The request method is expected to return output in the format you defined when setting up the model. It is required that the output is JSON serializable.

  • When using a structured output, the returned value should be a JSON serializable dictionary (single), or a list of these JSON serializable dictionaries (plural).
    • If a structured field is of type file ('blob'), the value for this key should contain the absolute path where the output file is stored. UbiOps will then collect this file and process it as an output of your model request.

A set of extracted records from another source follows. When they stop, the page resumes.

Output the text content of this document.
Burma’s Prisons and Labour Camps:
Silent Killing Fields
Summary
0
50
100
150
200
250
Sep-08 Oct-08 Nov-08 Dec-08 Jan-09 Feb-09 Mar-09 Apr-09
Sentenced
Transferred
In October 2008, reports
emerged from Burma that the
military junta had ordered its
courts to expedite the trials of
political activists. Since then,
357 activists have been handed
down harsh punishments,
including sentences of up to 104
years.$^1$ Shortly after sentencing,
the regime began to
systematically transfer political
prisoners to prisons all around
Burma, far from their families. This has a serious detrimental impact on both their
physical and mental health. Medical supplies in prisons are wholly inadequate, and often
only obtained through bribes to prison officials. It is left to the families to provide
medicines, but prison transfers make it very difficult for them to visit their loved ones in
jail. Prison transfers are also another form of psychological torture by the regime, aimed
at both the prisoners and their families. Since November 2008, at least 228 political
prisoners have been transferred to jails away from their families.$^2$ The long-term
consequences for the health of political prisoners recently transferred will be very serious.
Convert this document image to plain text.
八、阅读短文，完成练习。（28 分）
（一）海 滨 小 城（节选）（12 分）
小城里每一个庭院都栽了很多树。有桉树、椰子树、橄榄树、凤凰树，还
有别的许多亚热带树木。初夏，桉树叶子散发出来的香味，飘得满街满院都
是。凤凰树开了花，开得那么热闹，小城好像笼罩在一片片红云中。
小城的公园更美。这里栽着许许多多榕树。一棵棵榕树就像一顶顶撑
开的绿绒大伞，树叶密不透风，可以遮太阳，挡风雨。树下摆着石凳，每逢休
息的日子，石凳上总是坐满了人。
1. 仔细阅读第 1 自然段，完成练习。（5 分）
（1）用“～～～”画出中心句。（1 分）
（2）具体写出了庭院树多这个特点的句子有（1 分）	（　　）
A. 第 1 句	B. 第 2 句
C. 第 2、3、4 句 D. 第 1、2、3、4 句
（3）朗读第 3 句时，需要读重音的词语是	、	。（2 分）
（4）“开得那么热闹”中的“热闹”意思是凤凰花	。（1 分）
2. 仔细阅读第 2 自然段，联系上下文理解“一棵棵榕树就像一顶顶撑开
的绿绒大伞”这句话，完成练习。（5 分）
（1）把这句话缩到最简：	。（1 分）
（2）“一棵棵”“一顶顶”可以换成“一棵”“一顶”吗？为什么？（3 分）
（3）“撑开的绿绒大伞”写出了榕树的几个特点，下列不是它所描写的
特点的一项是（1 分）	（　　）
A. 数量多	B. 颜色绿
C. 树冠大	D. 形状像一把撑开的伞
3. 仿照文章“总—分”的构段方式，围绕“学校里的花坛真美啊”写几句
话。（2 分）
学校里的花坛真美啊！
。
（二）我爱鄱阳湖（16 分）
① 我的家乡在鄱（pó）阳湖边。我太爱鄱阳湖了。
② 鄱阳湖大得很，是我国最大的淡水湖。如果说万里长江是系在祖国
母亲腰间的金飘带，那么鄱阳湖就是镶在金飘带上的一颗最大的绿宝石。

You can easily create the absolute path using the 'base_directory' passed in the __init__ method of the model file.
  • In case of plain output, the returned parameter should be a string.

Numpy and Pandas objects are not JSON serializable

Numpy and Pandas objects are not JSON serializable, therefore they need to be cast before returning them in structured output.

  • For Numpy array's, you could use the Numpy tolist method: ndarray.tolist()
  • For Numpy float's you could use the Python build-in float method: float(npfloat)
  • For Pandas DataFrames:

    • You could output the dataframe as a list of dictionaries using the Pandas to_json method : df.to_json(orient='records'). This approach is particularly useful when you want to insert multiple rows to a connector at once.
      • You could output each column as an array of integers/doubles/strings depending on the content of the column.
      • You could store the data in a CSV file and return the file path.

Testing your model

The model template in our Github project contains an example script to test whether your model is working correctly within our model wrapper.

Edit and execute the file according to your model to simulate the UbiOps back-end that initializes the model and makes a request. Please do not include these testing scripts in your model package.